Gustave Caillebotte was a French painter who was a member and patron of the Impressionists, although he painted in a more realistic manner than many others in the group. Caillebotte was noted for his early interest in photography as an art form.
Gustave Caillebotte was born on 19 August 1848 to an upper-class Parisian family living in the rue du Faubourg-Saint-Denis.
Caillebotte earned a law degree in 1868 and a license to practice law in 1870, and he also was an engineer. Shortly after his education, he was drafted to fight in the Franco-Prussian war, and served from July 1870 to March 1871 in the Garde Nationale Mobile de la Seine.
After the war, Caillebotte began visiting the studio of painter Léon Bonnat, where he began to study painting seriously. He developed an accomplished style in a relatively short time and had his first studio in his parents' home. In 1873, Caillebotte entered the École des Beaux-Arts, but apparently did not spend much time there. He inherited his father's fortune in 1874 and the surviving sons divided the family fortune after their mother's death in 1878. Gustave and his brother sold the Yerres estate and moved into an apartment in the Boulevard Haussmann in Paris.
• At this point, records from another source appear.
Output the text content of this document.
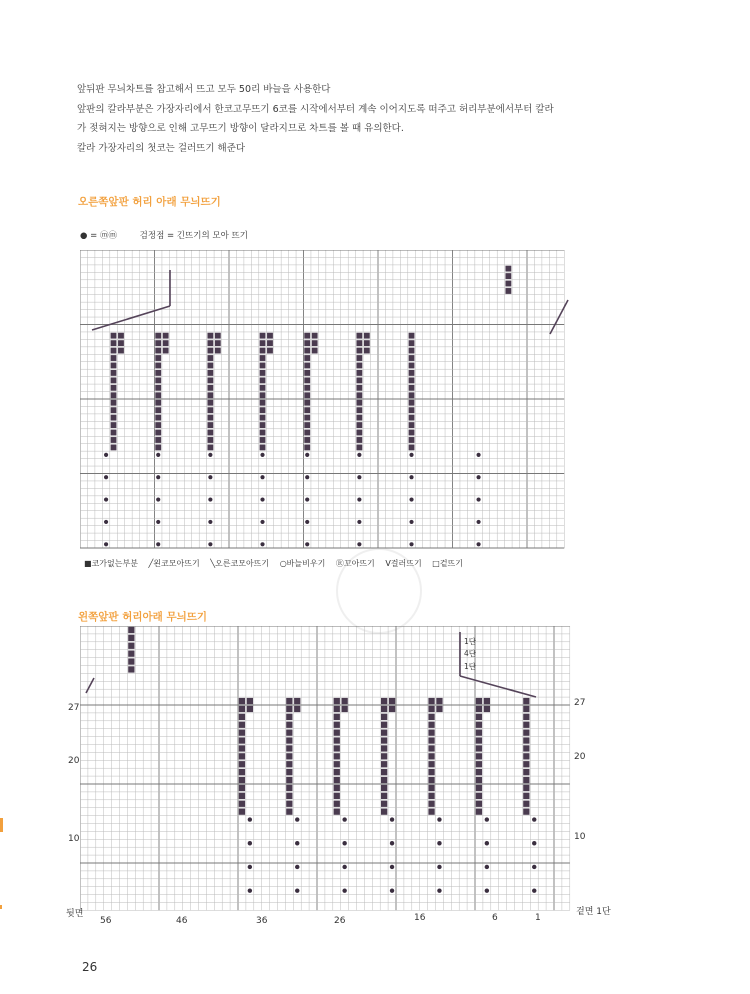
앞뒤판 무늬차트를 참고해서 뜨고 모두 50리 바늘을 사용한다

앞판의 칼라부분은 가장자리에서 한코고무뜨기 6코를 시작에서부터 계속 이어지도록 떠주고 허리부분에서부터 칼라

가 젖혀지는 방향으로 인해 고무뜨기 방향이 달라지므로 차트를 볼 때 유의한다.

칼라 가장자리의 첫코는 걸러뜨기 해준다

오른쪽앞판 허리 아래 무늬뜨기
● = ⓜⓜ	검정점 = 긴뜨기의 모아 뜨기
■코가없는부분 ╱왼코모아뜨기 ╲오른코모아뜨기 ○바늘비우기 Ⓡ꼬아뜨기 V걸러뜨기 □겉뜨기
왼쪽앞판 허리아래 무늬뜨기
27
20
10
27
20
10
뒷면	겉면 1단
56	46	36	26	16	6	1
1단
4단
1단
26
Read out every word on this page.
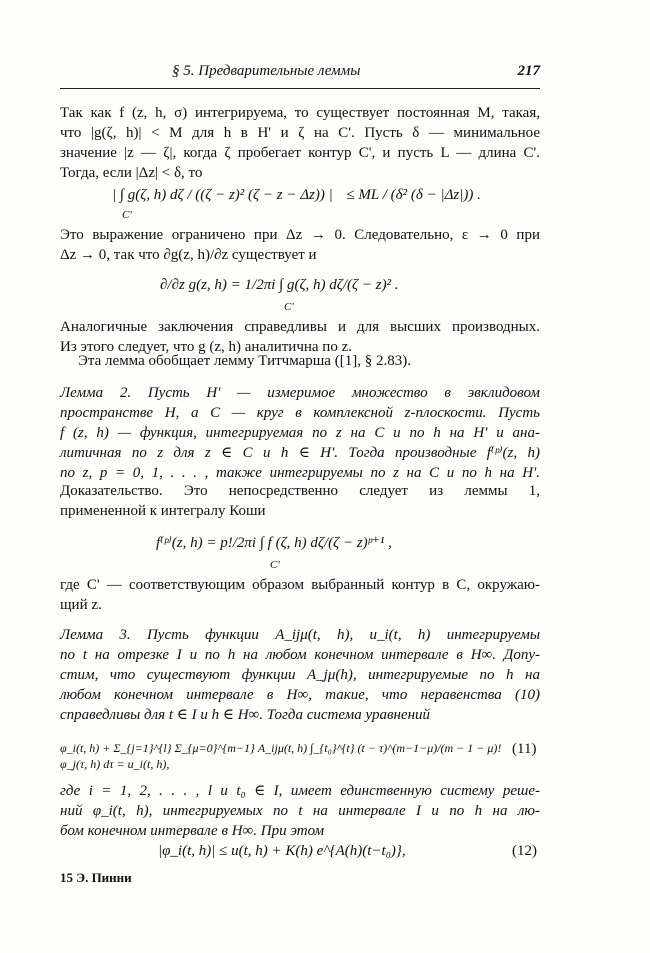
§ 5. Предварительные леммы	217
Так как f (z, h, σ) интегрируема, то существует постоянная M, такая,
что |g(ζ, h)| < M для h в H' и ζ на C'. Пусть δ — минимальное
значение |z — ζ|, когда ζ пробегает контур C', и пусть L — длина C'.
Тогда, если |Δz| < δ, то
| ∫ g(ζ, h) dζ / ((ζ − z)² (ζ − z − Δz)) | ≤ ML / (δ² (δ − |Δz|)) .
C'
Это выражение ограничено при Δz → 0. Следовательно, ε → 0 при
Δz → 0, так что ∂g(z, h)/∂z существует и
∂/∂z g(z, h) = 1/2πi ∫ g(ζ, h) dζ/(ζ − z)² .
C'
Аналогичные заключения справедливы и для высших производных.
Из этого следует, что g (z, h) аналитична по z.
Эта лемма обобщает лемму Титчмарша ([1], § 2.83).
Лемма 2. Пусть H' — измеримое множество в эвклидовом
пространстве H, а C — круг в комплексной z-плоскости. Пусть
f (z, h) — функция, интегрируемая по z на C и по h на H' и ана-
литичная по z для z ∈ C и h ∈ H'. Тогда производные f⁽ᵖ⁾(z, h)
по z, p = 0, 1, . . . , также интегрируемы по z на C и по h на H'.
Доказательство. Это непосредственно следует из леммы 1,
примененной к интегралу Коши
f⁽ᵖ⁾(z, h) = p!/2πi ∫ f (ζ, h) dζ/(ζ − z)ᵖ⁺¹ ,
C'
где C' — соответствующим образом выбранный контур в C, окружаю-
щий z.
Лемма 3. Пусть функции A_ijμ(t, h), u_i(t, h) интегрируемы
по t на отрезке I и по h на любом конечном интервале в H∞. Допу-
стим, что существуют функции A_jμ(h), интегрируемые по h на
любом конечном интервале в H∞, такие, что неравенства (10)
справедливы для t ∈ I и h ∈ H∞. Тогда система уравнений
φ_i(t, h) + Σ_{j=1}^{l} Σ_{μ=0}^{m−1} A_ijμ(t, h) ∫_{t₀}^{t} (t − τ)^(m−1−μ)/(m − 1 − μ)! φ_j(τ, h) dτ = u_i(t, h),
(11)
где i = 1, 2, . . . , l и t₀ ∈ I, имеет единственную систему реше-
ний φ_i(t, h), интегрируемых по t на интервале I и по h на лю-
бом конечном интервале в H∞. При этом
|φ_i(t, h)| ≤ u(t, h) + K(h) e^{A(h)(t−t₀)},	(12)
15 Э. Пинни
Around 1874, Caillebotte had met and befriended several artists working outside the Académie des Beaux-Arts, including Edgar Degas and Giuseppe de Nittis, and attended (but did not participate in) the first Impressionist exhibition of 1874. The "Impressionists" – also called the "Independents", "Intransigents", and "Intentionalists" – had broken away from the academic painters showing in the annual Salons.
Caillebotte made his debut in the second Impressionist exhibition in 1876, showing eight paintings, including, Les raboteurs de parquet (The Floor Scrapers) (1875), his earliest masterpiece. Its subject matter, the depiction of labourers preparing a wooden floor (thought to have been that of the artist's own studio) was considered "vulgar" by some critics and this is the probable reason for its rejection by the Salon of 1875. At the time, the art establishment deemed only rustic peasants or farmers acceptable subjects from the working class. The painting is now at the Musée d'Orsay in Paris. A second version, in a more realistic style resembling that of Degas, also was exhibited, demonstrating Caillebotte's range of technique and his adept restatement of the same subject matter.